Soweit der Kläger einen Verstoß gegen Art. 14 GG rügt, ist dies nicht nachvollziehbar. Ein Entzug einer eigentumsrechtlich geschützten Position liegt nicht vor. Der Kläger hatte zu keinem Zeitpunkt eine Anwartschaft auf Altersrente, weil er die entsprechenden versicherungsrechtlichen Voraussetzungen nie erfüllt hatte. Damit kann ihm eine solche Rechtsposition auch nicht entzogen werden. Im Übrigen beruht das Ausscheiden des Klägers aus der landwirtschaftlichen Alterskasse und damit der Umstand, dass er die Wartezeit für eine Altersrente nicht erfüllen kann, allein auf seiner mit Schreiben vom April 1986 freiwillig abgegebenen Erklärung. Ohne diese Erklärung hätte der Kläger freiwillige Beiträge nachentrichten müssen und damit auch die Wartezeit erfüllt. Ein Eingriff gleich welcher Art liegt somit schon deshalb nicht vor.

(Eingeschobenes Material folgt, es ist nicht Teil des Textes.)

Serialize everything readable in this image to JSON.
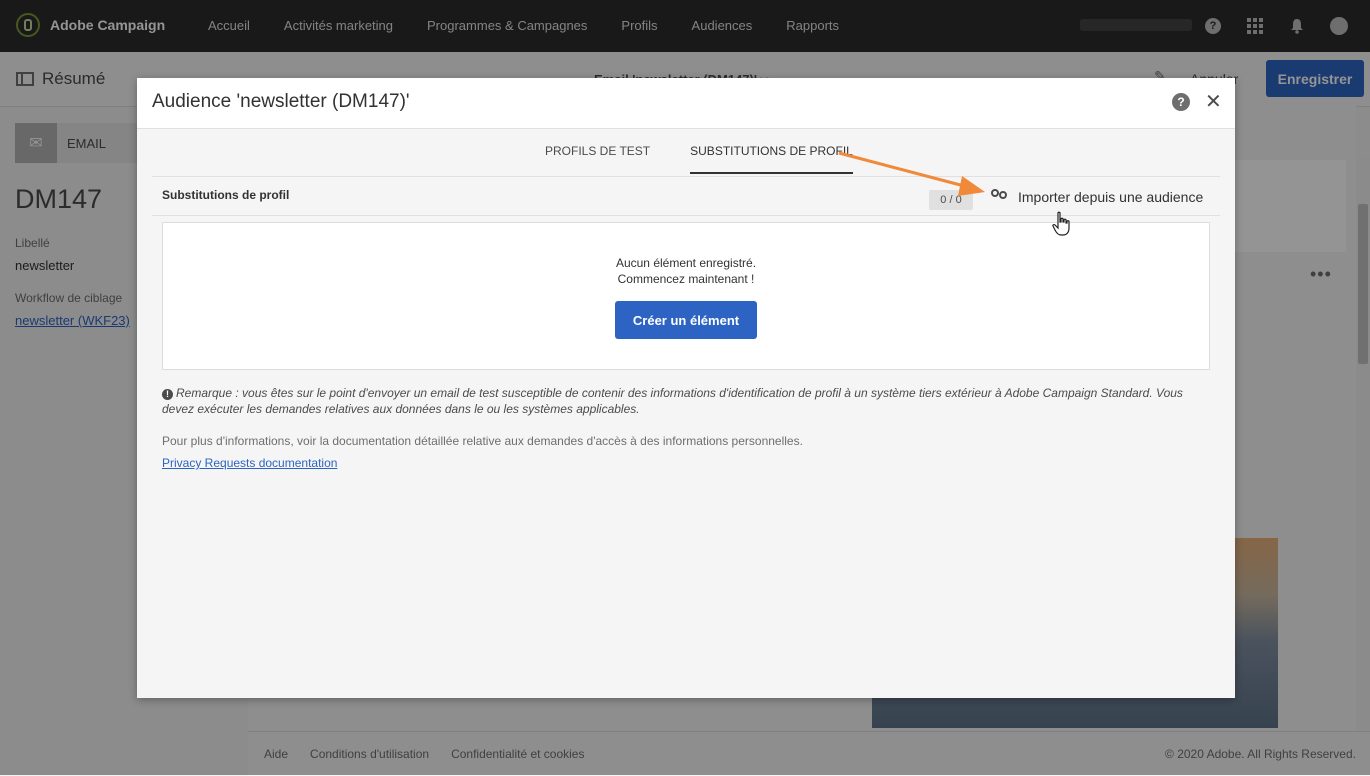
{
  "app": {
    "brand": "Adobe Campaign",
    "nav": [
      "Accueil",
      "Activités marketing",
      "Programmes & Campagnes",
      "Profils",
      "Audiences",
      "Rapports"
    ],
    "help_glyph": "?"
  },
  "background": {
    "resume": "Résumé",
    "page_title": "Email 'newsletter (DM147)' ▸▸",
    "cancel_label": "Annuler",
    "save_label": "Enregistrer",
    "channel_label": "EMAIL",
    "dm_title": "DM147",
    "label_caption": "Libellé",
    "label_value": "newsletter",
    "workflow_caption": "Workflow de ciblage",
    "workflow_link": "newsletter (WKF23)",
    "footer_links": [
      "Aide",
      "Conditions d'utilisation",
      "Confidentialité et cookies"
    ],
    "copyright": "© 2020 Adobe. All Rights Reserved."
  },
  "modal": {
    "title": "Audience 'newsletter (DM147)'",
    "help_glyph": "?",
    "close_glyph": "✕",
    "tabs": [
      {
        "label": "PROFILS DE TEST",
        "active": false
      },
      {
        "label": "SUBSTITUTIONS DE PROFIL",
        "active": true
      }
    ],
    "section_title": "Substitutions de profil",
    "counter": "0 / 0",
    "import_label": "Importer depuis une audience",
    "empty_line1": "Aucun élément enregistré.",
    "empty_line2": "Commencez maintenant !",
    "create_label": "Créer un élément",
    "info_glyph": "!",
    "remark": "Remarque : vous êtes sur le point d'envoyer un email de test susceptible de contenir des informations d'identification de profil à un système tiers extérieur à Adobe Campaign Standard. Vous devez exécuter les demandes relatives aux données dans le ou les systèmes applicables.",
    "more_info": "Pour plus d'informations, voir la documentation détaillée relative aux demandes d'accès à des informations personnelles.",
    "doc_link": "Privacy Requests documentation"
  },
  "colors": {
    "accent": "#2d64c4",
    "annotation_arrow": "#f0893a",
    "topbar": "#2c2c2c"
  },
  "icons": [
    "adobe-campaign-logo-icon",
    "help-icon",
    "apps-grid-icon",
    "bell-icon",
    "avatar-icon",
    "panel-icon",
    "envelope-icon",
    "edit-icon",
    "more-icon",
    "group-icon",
    "info-icon",
    "close-icon",
    "hand-cursor-icon"
  ]
}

Soweit der Kläger mit seiner Rüge eines Verstoßes gegen Verfassungsrecht auf die erfolglos entrichteten Beiträge und damit den Umstand abhebt, dass eine Beitragserstattung abgelehnt wurde, spielt dies im vorliegenden Verfahren keine Rolle, weil über die Frage einer Beitragserstattung nicht zu befinden ist. Im Übrigen unterfallen Beitragserstattungsansprüche nicht dem Schutzbereich des Art. 14 GG (BSG, Urteil vom 02.12.1999, B 10 LW 15/98 R m.w.N.).

Die Kostenentscheidung beruht auf § 193 SGG.

Gründe für die Zulassung der Revision liegen nicht vor.